Amid fears of further political violence in Haiti, a U.N. security officer arrived in Port-au-Prince Tuesday. Spokesman Fred Eckhard says the officer's job is to ensure the safety of several dozen experts who will begin arriving Wednesday to do a needs assessment, both for peacekeeping and for future U.N. humanitarian missions to Haiti. "The 16 people that are expected to leave tomorrow are the first wave of what we think will be three waves. So, today, it was just a person to assess security, and prepare for this team of 16 that is leaving tomorrow. The second wave, which we expect will be made up of U.N. agencies, funds and programs, will probably go in over the weekend, but we're watching the security situation day-by-day," he said.
Mr. Eckhard said a third wave will likely arrive in Port-au-Prince early next week, along with the secretary general's special envoy, Reginald Dumas.
The Security Council recently authorized the dispatch of a multi-national interim force to maintain order, following the departure of Haitian President Jean-Bertrand Aristide. That force, a few thousand strong, is already on the ground. It will be replaced after three months by the U.N. peacekeepers.

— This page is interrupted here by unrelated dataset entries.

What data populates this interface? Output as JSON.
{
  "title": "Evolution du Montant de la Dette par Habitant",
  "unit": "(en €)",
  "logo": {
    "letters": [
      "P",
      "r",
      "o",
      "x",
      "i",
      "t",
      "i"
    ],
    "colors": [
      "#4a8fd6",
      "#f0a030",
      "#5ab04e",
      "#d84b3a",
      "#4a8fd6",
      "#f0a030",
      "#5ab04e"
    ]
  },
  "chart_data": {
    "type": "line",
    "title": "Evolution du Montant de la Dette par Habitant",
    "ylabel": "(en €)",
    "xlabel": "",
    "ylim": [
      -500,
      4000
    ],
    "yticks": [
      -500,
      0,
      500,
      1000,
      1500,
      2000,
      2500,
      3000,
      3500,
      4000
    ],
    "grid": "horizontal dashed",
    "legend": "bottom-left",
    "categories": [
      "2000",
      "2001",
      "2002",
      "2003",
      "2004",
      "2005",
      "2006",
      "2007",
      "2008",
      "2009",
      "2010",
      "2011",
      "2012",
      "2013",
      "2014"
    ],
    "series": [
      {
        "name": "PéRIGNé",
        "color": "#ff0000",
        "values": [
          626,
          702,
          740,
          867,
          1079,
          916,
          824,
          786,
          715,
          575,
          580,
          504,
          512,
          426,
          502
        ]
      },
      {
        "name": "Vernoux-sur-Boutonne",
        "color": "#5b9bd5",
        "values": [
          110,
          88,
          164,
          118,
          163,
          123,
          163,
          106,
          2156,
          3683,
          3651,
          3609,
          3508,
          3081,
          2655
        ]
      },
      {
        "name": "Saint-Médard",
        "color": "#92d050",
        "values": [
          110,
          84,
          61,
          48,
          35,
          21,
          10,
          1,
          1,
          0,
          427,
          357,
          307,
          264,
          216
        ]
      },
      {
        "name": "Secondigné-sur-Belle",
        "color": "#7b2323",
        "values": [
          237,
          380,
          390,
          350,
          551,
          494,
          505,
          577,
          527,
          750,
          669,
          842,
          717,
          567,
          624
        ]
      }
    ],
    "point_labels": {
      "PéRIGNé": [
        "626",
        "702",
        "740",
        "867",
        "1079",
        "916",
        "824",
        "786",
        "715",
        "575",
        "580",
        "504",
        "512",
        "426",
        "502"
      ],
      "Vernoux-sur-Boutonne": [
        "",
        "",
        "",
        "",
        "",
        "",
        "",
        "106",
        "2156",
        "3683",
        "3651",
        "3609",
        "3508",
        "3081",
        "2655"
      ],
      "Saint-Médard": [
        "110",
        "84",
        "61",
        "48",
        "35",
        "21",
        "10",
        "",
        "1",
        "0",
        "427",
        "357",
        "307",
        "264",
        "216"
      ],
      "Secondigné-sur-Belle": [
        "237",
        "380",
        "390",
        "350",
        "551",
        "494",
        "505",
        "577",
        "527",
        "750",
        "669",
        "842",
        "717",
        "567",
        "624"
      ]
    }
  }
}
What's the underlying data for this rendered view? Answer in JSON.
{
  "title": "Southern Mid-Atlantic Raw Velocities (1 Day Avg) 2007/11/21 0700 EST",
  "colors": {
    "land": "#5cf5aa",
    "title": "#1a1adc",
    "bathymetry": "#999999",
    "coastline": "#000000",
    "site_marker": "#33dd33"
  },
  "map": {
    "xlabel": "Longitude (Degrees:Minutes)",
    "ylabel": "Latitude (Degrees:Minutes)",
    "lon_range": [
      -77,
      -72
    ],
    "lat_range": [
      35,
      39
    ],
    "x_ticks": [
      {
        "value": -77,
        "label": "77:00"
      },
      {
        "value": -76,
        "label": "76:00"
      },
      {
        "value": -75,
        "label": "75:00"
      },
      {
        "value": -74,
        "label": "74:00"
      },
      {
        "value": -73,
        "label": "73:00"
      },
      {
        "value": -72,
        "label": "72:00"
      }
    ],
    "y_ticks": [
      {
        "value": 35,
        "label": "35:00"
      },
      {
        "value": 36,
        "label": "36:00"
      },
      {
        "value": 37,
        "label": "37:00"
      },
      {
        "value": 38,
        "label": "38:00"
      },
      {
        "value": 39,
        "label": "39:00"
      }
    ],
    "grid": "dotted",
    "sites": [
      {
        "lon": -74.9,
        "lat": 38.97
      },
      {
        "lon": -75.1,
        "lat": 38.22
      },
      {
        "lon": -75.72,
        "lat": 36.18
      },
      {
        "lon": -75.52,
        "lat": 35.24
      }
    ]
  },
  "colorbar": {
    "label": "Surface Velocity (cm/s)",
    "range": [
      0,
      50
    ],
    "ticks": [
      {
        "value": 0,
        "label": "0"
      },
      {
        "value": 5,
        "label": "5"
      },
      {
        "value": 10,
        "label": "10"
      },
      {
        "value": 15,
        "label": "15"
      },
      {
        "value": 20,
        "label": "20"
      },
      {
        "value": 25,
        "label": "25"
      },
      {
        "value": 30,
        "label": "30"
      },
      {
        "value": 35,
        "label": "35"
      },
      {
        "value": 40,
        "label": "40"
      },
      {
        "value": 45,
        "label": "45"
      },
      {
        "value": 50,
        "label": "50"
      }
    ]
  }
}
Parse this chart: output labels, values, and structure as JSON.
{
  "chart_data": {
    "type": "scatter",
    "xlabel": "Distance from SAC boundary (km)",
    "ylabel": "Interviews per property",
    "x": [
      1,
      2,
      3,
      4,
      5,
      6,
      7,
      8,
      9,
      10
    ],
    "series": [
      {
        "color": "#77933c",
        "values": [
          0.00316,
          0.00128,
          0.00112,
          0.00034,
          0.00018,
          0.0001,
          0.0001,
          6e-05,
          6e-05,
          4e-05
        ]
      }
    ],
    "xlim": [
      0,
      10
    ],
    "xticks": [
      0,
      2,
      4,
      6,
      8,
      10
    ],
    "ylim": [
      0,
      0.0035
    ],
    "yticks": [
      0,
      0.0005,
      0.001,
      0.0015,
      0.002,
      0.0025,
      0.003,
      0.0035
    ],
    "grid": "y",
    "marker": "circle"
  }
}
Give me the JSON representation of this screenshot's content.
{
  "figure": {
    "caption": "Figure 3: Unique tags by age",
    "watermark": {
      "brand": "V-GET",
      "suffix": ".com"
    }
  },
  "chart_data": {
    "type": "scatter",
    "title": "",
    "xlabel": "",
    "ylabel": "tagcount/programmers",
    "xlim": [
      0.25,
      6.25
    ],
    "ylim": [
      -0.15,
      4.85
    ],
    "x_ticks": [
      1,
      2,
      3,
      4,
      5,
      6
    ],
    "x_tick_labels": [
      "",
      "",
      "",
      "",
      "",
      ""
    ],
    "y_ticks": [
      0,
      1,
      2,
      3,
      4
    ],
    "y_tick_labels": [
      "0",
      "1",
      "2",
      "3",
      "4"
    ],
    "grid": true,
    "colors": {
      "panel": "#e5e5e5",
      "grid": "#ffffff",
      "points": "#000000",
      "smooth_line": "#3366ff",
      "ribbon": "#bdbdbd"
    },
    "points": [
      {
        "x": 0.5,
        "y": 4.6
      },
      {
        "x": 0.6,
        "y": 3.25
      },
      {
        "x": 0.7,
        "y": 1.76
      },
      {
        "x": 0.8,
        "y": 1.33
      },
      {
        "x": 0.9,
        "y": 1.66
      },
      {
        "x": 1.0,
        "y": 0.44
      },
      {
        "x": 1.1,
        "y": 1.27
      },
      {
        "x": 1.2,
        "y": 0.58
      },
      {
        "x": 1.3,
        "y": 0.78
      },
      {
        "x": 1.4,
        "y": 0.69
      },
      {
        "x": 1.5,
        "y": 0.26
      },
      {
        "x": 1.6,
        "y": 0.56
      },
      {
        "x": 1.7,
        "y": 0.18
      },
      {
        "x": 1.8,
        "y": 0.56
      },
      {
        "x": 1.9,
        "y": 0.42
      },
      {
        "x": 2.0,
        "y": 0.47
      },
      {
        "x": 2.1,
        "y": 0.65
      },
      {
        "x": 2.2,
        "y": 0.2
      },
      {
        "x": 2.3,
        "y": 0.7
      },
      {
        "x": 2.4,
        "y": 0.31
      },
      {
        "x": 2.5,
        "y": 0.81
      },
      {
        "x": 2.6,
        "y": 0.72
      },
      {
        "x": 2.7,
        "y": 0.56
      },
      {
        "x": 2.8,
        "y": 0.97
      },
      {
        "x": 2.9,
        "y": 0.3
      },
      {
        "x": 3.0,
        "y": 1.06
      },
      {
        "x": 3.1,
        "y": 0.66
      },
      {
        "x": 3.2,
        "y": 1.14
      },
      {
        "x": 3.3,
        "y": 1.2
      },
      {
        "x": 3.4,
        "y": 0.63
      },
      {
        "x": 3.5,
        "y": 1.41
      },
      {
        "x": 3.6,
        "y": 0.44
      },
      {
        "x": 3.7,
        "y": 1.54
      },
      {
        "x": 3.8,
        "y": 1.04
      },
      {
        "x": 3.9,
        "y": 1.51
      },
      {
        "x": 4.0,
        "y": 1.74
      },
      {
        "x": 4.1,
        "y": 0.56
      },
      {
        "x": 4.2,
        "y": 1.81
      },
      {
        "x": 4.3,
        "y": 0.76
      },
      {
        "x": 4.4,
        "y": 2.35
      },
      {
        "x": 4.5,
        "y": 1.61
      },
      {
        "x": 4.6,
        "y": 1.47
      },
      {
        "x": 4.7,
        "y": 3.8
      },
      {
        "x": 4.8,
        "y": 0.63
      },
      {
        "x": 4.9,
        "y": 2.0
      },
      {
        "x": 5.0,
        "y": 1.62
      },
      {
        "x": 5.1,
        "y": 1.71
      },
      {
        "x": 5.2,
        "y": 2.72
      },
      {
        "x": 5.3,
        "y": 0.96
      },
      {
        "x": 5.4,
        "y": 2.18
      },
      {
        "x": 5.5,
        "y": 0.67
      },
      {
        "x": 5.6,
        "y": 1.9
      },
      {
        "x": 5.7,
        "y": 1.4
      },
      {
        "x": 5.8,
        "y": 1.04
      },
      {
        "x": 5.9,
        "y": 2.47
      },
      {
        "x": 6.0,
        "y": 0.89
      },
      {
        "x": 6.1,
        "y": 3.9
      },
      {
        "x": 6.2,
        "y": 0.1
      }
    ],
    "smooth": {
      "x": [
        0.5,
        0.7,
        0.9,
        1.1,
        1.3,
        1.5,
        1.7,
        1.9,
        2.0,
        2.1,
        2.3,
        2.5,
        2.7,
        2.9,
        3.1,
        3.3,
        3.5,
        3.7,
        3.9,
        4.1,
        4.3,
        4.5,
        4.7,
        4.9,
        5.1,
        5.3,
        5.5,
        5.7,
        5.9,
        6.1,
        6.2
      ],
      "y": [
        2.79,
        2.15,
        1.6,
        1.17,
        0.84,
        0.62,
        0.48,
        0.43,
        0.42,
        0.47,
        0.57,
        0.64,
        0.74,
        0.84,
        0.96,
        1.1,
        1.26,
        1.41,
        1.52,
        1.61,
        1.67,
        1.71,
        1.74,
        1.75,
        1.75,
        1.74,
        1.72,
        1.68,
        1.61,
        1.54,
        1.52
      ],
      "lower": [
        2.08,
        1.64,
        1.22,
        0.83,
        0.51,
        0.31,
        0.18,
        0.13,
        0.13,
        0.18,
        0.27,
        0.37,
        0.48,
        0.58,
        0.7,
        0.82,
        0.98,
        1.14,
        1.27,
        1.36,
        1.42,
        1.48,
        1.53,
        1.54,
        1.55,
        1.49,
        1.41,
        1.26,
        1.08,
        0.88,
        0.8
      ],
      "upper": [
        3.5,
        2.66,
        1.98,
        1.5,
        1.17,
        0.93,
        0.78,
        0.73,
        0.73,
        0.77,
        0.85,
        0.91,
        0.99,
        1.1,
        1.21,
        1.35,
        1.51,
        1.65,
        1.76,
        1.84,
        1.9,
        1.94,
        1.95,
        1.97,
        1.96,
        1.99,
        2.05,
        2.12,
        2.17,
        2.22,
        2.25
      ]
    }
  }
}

The assessment team arriving this week and next is expected to do most of its work in Port-au-Prince, where security is considered acceptable, though still dangerous. U.N. emergency relief coordinator Jan Egeland said other parts of the country remain off-limits to for international staff. "Today, the security situation remains volatile, with the security vacuum in many provinces. Over three-thousand prisoners were released over the past two weeks. In Port Liberte, prisoners recently freed are reportedly in charge of security. In Port-au-Prince, the security situation leaves a lot to be desired as well," he said.
Despite these security concerns, U.N. officials make clear they intend to stay in Haiti for the long term. Secretary General Kofi Annan said Tuesday, the international effort to rebuild Haiti's police, judiciary and other major institutions will probably take more than 10 years.
Speaking to reporters on a visit to the Canadian capital, Ottawa, Mr. Annan said the international community must learn from the mistakes it made a decade ago in previous efforts to help Haiti. That assistance was widely seen to have been wasted. Haiti is considered the poorest country in the western hemisphere.